France | France, Cour administrative d'appel de Marseille, 6ème chambre, 26 avril 2021, 21MA00067


Vu la procédure suivante :

Procédure contentieuse antérieure :

M. A... B... a demandé au tribunal administratif de Nice, d'une part, d'annuler pour excès de pouvoir l'arrêté du 9 octobre 2020 par lequel le préfet des Alpes-Maritimes lui a fait obligation de quitter le territoire français sans délai, a fixé le pays à destination duquel il pourrait être reconduit d'office à l'expiration de ce délai et lui a interdit le retour sur le territoire français pour une durée de deux ans et, d'autre part, d'enjoindre au préfet des Alpes-Maritimes de lui délivrer un titre

de séjour dès la notification du jugement à intervenir sous astreinte de 100 ...

Vu la procédure suivante :

Procédure contentieuse antérieure :

M. A... B... a demandé au tribunal administratif de Nice, d'une part, d'annuler pour excès de pouvoir l'arrêté du 9 octobre 2020 par lequel le préfet des Alpes-Maritimes lui a fait obligation de quitter le territoire français sans délai, a fixé le pays à destination duquel il pourrait être reconduit d'office à l'expiration de ce délai et lui a interdit le retour sur le territoire français pour une durée de deux ans et, d'autre part, d'enjoindre au préfet des Alpes-Maritimes de lui délivrer un titre de séjour dès la notification du jugement à intervenir sous astreinte de 100 euros par jour de retard ou, à défaut, de réexaminer sa situation sous les mêmes contraintes.

Par un jugement n° 2004073 du 4 décembre 2020, le magistrat désigné par le président du tribunal administratif de Nice a rejeté sa demande.

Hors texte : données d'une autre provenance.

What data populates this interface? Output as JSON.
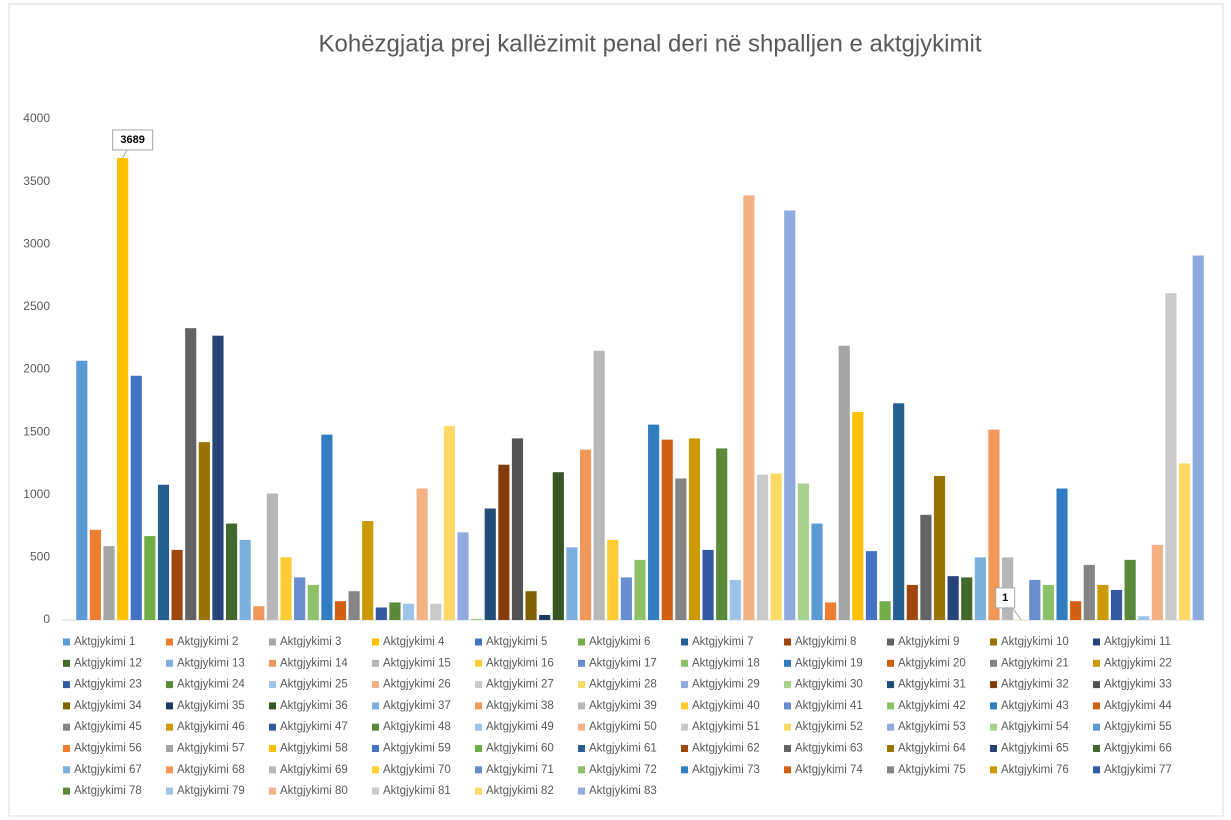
{
  "chart_data": {
    "type": "bar",
    "title": "Kohëzgjatja prej kallëzimit penal deri në shpalljen e aktgjykimit",
    "ylim": [
      0,
      4000
    ],
    "yticks": [
      0,
      500,
      1000,
      1500,
      2000,
      2500,
      3000,
      3500,
      4000
    ],
    "grid": false,
    "legend": "bottom",
    "series": [
      {
        "name": "Aktgjykimi 1",
        "color": "#5B9BD5",
        "values": [
          2070
        ]
      },
      {
        "name": "Aktgjykimi 2",
        "color": "#ED7D31",
        "values": [
          720
        ]
      },
      {
        "name": "Aktgjykimi 3",
        "color": "#A5A5A5",
        "values": [
          590
        ]
      },
      {
        "name": "Aktgjykimi 4",
        "color": "#FFC000",
        "values": [
          3689
        ],
        "data_label": true
      },
      {
        "name": "Aktgjykimi 5",
        "color": "#4472C4",
        "values": [
          1950
        ]
      },
      {
        "name": "Aktgjykimi 6",
        "color": "#70AD47",
        "values": [
          670
        ]
      },
      {
        "name": "Aktgjykimi 7",
        "color": "#255E91",
        "values": [
          1080
        ]
      },
      {
        "name": "Aktgjykimi 8",
        "color": "#9E480E",
        "values": [
          560
        ]
      },
      {
        "name": "Aktgjykimi 9",
        "color": "#636363",
        "values": [
          2330
        ]
      },
      {
        "name": "Aktgjykimi 10",
        "color": "#997300",
        "values": [
          1420
        ]
      },
      {
        "name": "Aktgjykimi 11",
        "color": "#264478",
        "values": [
          2270
        ]
      },
      {
        "name": "Aktgjykimi 12",
        "color": "#43682B",
        "values": [
          770
        ]
      },
      {
        "name": "Aktgjykimi 13",
        "color": "#7CAFDD",
        "values": [
          640
        ]
      },
      {
        "name": "Aktgjykimi 14",
        "color": "#F1975A",
        "values": [
          110
        ]
      },
      {
        "name": "Aktgjykimi 15",
        "color": "#B7B7B7",
        "values": [
          1010
        ]
      },
      {
        "name": "Aktgjykimi 16",
        "color": "#FFCD33",
        "values": [
          500
        ]
      },
      {
        "name": "Aktgjykimi 17",
        "color": "#698ED0",
        "values": [
          340
        ]
      },
      {
        "name": "Aktgjykimi 18",
        "color": "#8CC168",
        "values": [
          280
        ]
      },
      {
        "name": "Aktgjykimi 19",
        "color": "#327DC2",
        "values": [
          1480
        ]
      },
      {
        "name": "Aktgjykimi 20",
        "color": "#D26012",
        "values": [
          150
        ]
      },
      {
        "name": "Aktgjykimi 21",
        "color": "#848484",
        "values": [
          230
        ]
      },
      {
        "name": "Aktgjykimi 22",
        "color": "#CC9A00",
        "values": [
          790
        ]
      },
      {
        "name": "Aktgjykimi 23",
        "color": "#335AA1",
        "values": [
          100
        ]
      },
      {
        "name": "Aktgjykimi 24",
        "color": "#5A8A39",
        "values": [
          140
        ]
      },
      {
        "name": "Aktgjykimi 25",
        "color": "#9DC3E6",
        "values": [
          130
        ]
      },
      {
        "name": "Aktgjykimi 26",
        "color": "#F4B183",
        "values": [
          1050
        ]
      },
      {
        "name": "Aktgjykimi 27",
        "color": "#C9C9C9",
        "values": [
          130
        ]
      },
      {
        "name": "Aktgjykimi 28",
        "color": "#FFD966",
        "values": [
          1550
        ]
      },
      {
        "name": "Aktgjykimi 29",
        "color": "#8FAADC",
        "values": [
          700
        ]
      },
      {
        "name": "Aktgjykimi 30",
        "color": "#A9D18E",
        "values": [
          10
        ]
      },
      {
        "name": "Aktgjykimi 31",
        "color": "#1F4E79",
        "values": [
          890
        ]
      },
      {
        "name": "Aktgjykimi 32",
        "color": "#843C0C",
        "values": [
          1240
        ]
      },
      {
        "name": "Aktgjykimi 33",
        "color": "#525252",
        "values": [
          1450
        ]
      },
      {
        "name": "Aktgjykimi 34",
        "color": "#7F6000",
        "values": [
          230
        ]
      },
      {
        "name": "Aktgjykimi 35",
        "color": "#203864",
        "values": [
          40
        ]
      },
      {
        "name": "Aktgjykimi 36",
        "color": "#375623",
        "values": [
          1180
        ]
      },
      {
        "name": "Aktgjykimi 37",
        "color": "#7CAFDD",
        "values": [
          580
        ]
      },
      {
        "name": "Aktgjykimi 38",
        "color": "#F1975A",
        "values": [
          1360
        ]
      },
      {
        "name": "Aktgjykimi 39",
        "color": "#B7B7B7",
        "values": [
          2150
        ]
      },
      {
        "name": "Aktgjykimi 40",
        "color": "#FFCD33",
        "values": [
          640
        ]
      },
      {
        "name": "Aktgjykimi 41",
        "color": "#698ED0",
        "values": [
          340
        ]
      },
      {
        "name": "Aktgjykimi 42",
        "color": "#8CC168",
        "values": [
          480
        ]
      },
      {
        "name": "Aktgjykimi 43",
        "color": "#327DC2",
        "values": [
          1560
        ]
      },
      {
        "name": "Aktgjykimi 44",
        "color": "#D26012",
        "values": [
          1440
        ]
      },
      {
        "name": "Aktgjykimi 45",
        "color": "#848484",
        "values": [
          1130
        ]
      },
      {
        "name": "Aktgjykimi 46",
        "color": "#CC9A00",
        "values": [
          1450
        ]
      },
      {
        "name": "Aktgjykimi 47",
        "color": "#335AA1",
        "values": [
          560
        ]
      },
      {
        "name": "Aktgjykimi 48",
        "color": "#5A8A39",
        "values": [
          1370
        ]
      },
      {
        "name": "Aktgjykimi 49",
        "color": "#9DC3E6",
        "values": [
          320
        ]
      },
      {
        "name": "Aktgjykimi 50",
        "color": "#F4B183",
        "values": [
          3390
        ]
      },
      {
        "name": "Aktgjykimi 51",
        "color": "#C9C9C9",
        "values": [
          1160
        ]
      },
      {
        "name": "Aktgjykimi 52",
        "color": "#FFD966",
        "values": [
          1170
        ]
      },
      {
        "name": "Aktgjykimi 53",
        "color": "#8FAADC",
        "values": [
          3270
        ]
      },
      {
        "name": "Aktgjykimi 54",
        "color": "#A9D18E",
        "values": [
          1090
        ]
      },
      {
        "name": "Aktgjykimi 55",
        "color": "#5B9BD5",
        "values": [
          770
        ]
      },
      {
        "name": "Aktgjykimi 56",
        "color": "#ED7D31",
        "values": [
          140
        ]
      },
      {
        "name": "Aktgjykimi 57",
        "color": "#A5A5A5",
        "values": [
          2190
        ]
      },
      {
        "name": "Aktgjykimi 58",
        "color": "#FFC000",
        "values": [
          1660
        ]
      },
      {
        "name": "Aktgjykimi 59",
        "color": "#4472C4",
        "values": [
          550
        ]
      },
      {
        "name": "Aktgjykimi 60",
        "color": "#70AD47",
        "values": [
          150
        ]
      },
      {
        "name": "Aktgjykimi 61",
        "color": "#255E91",
        "values": [
          1730
        ]
      },
      {
        "name": "Aktgjykimi 62",
        "color": "#9E480E",
        "values": [
          280
        ]
      },
      {
        "name": "Aktgjykimi 63",
        "color": "#636363",
        "values": [
          840
        ]
      },
      {
        "name": "Aktgjykimi 64",
        "color": "#997300",
        "values": [
          1150
        ]
      },
      {
        "name": "Aktgjykimi 65",
        "color": "#264478",
        "values": [
          350
        ]
      },
      {
        "name": "Aktgjykimi 66",
        "color": "#43682B",
        "values": [
          340
        ]
      },
      {
        "name": "Aktgjykimi 67",
        "color": "#7CAFDD",
        "values": [
          500
        ]
      },
      {
        "name": "Aktgjykimi 68",
        "color": "#F1975A",
        "values": [
          1520
        ]
      },
      {
        "name": "Aktgjykimi 69",
        "color": "#B7B7B7",
        "values": [
          500
        ]
      },
      {
        "name": "Aktgjykimi 70",
        "color": "#FFCD33",
        "values": [
          1
        ],
        "data_label": true
      },
      {
        "name": "Aktgjykimi 71",
        "color": "#698ED0",
        "values": [
          320
        ]
      },
      {
        "name": "Aktgjykimi 72",
        "color": "#8CC168",
        "values": [
          280
        ]
      },
      {
        "name": "Aktgjykimi 73",
        "color": "#327DC2",
        "values": [
          1050
        ]
      },
      {
        "name": "Aktgjykimi 74",
        "color": "#D26012",
        "values": [
          150
        ]
      },
      {
        "name": "Aktgjykimi 75",
        "color": "#848484",
        "values": [
          440
        ]
      },
      {
        "name": "Aktgjykimi 76",
        "color": "#CC9A00",
        "values": [
          280
        ]
      },
      {
        "name": "Aktgjykimi 77",
        "color": "#335AA1",
        "values": [
          240
        ]
      },
      {
        "name": "Aktgjykimi 78",
        "color": "#5A8A39",
        "values": [
          480
        ]
      },
      {
        "name": "Aktgjykimi 79",
        "color": "#9DC3E6",
        "values": [
          30
        ]
      },
      {
        "name": "Aktgjykimi 80",
        "color": "#F4B183",
        "values": [
          600
        ]
      },
      {
        "name": "Aktgjykimi 81",
        "color": "#C9C9C9",
        "values": [
          2610
        ]
      },
      {
        "name": "Aktgjykimi 82",
        "color": "#FFD966",
        "values": [
          1250
        ]
      },
      {
        "name": "Aktgjykimi 83",
        "color": "#8FAADC",
        "values": [
          2910
        ]
      }
    ]
  }
}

Procédure devant la Cour :

Par une requête enregistrée le 7 janvier 2021, M. B..., représenté par Me C..., demande à la Cour :

1°) d'annuler ce jugement du tribunal administratif de Nice ;

2°) d'annuler l'arrêté du 9 octobre 2020 du préfet des Alpes-Maritimes ;

3°) à titre principal, d'enjoindre au préfet des Alpes-Maritimes de lui délivrer un titre de séjour dès la notification de l'arrêt à intervenir, sous astreinte de 100 euros par jour de retard, sur le fondement de l'article L. 911-1 du code de justice administrative ;

4°) à titre subsidiaire, d'enjoindre au préfet des Alpes-Maritimes de réexaminer sa situation dès la notification de l'arrêt à intervenir, sous astreinte de 100 euros par jour de retard, sur le fondement de l'article L. 911-2 du code de justice administrative et de lui délivrer une autorisation provisoire de séjour valable le temps de ce réexamen ;

5°) de mettre à la charge de l'Etat le versement de la somme de 1 000 euros en application des dispositions de l'article L. 761-1 du code de justice administrative.

Il soutient que :

- l'obligation de quitter le territoire français est insuffisamment motivée ;

- le préfet a commis une erreur de fait en estimant qu'il était célibataire et sans famille à charge alors que sa compagne était enceinte à la date de l'arrêté attaqué ;

- cette décision est entachée d'erreur de droit car le préfet n'a pas examiné sa situation personnelle ;

- cette décision viole les stipulations de l'article 8 de la convention européenne de sauvegarde des droits de l'homme et des libertés fondamentales ;

- cette décision méconnaît les stipulations de l'article 3-1 de la convention internationale des droits de l'enfant ;

- cette décision est entachée d'erreur manifeste d'appréciation ;

- la décision lui refusant un délai de départ volontaire est insuffisamment motivée ;

- cette décision est entachée d'erreur de droit et d'erreur d'appréciation car il présente des garanties de représentation et dispose d'un domicile ;

- l'interdiction de retour sur le territoire français est insuffisamment motivée ;

- l'interdiction de retour sur le territoire français est entachée d'erreur de fait faute de mention de sa situation familiale ;

- cette décision est entachée d'erreur de droit car le préfet n'a pas examiné sa situation personnelle ;

- en lui interdisant le retour sur le territoire français pour une durée de deux ans, le préfet des Alpes-Maritimes a commis une erreur d'appréciation ;

- l'interdiction de retour sur le territoire français viole les stipulations de l'article 8 de la convention européenne de sauvegarde des droits de l'homme et des libertés fondamentales ;

- cette décision méconnaît les stipulations de l'article 3-1 de la convention internationale des droits de l'enfant.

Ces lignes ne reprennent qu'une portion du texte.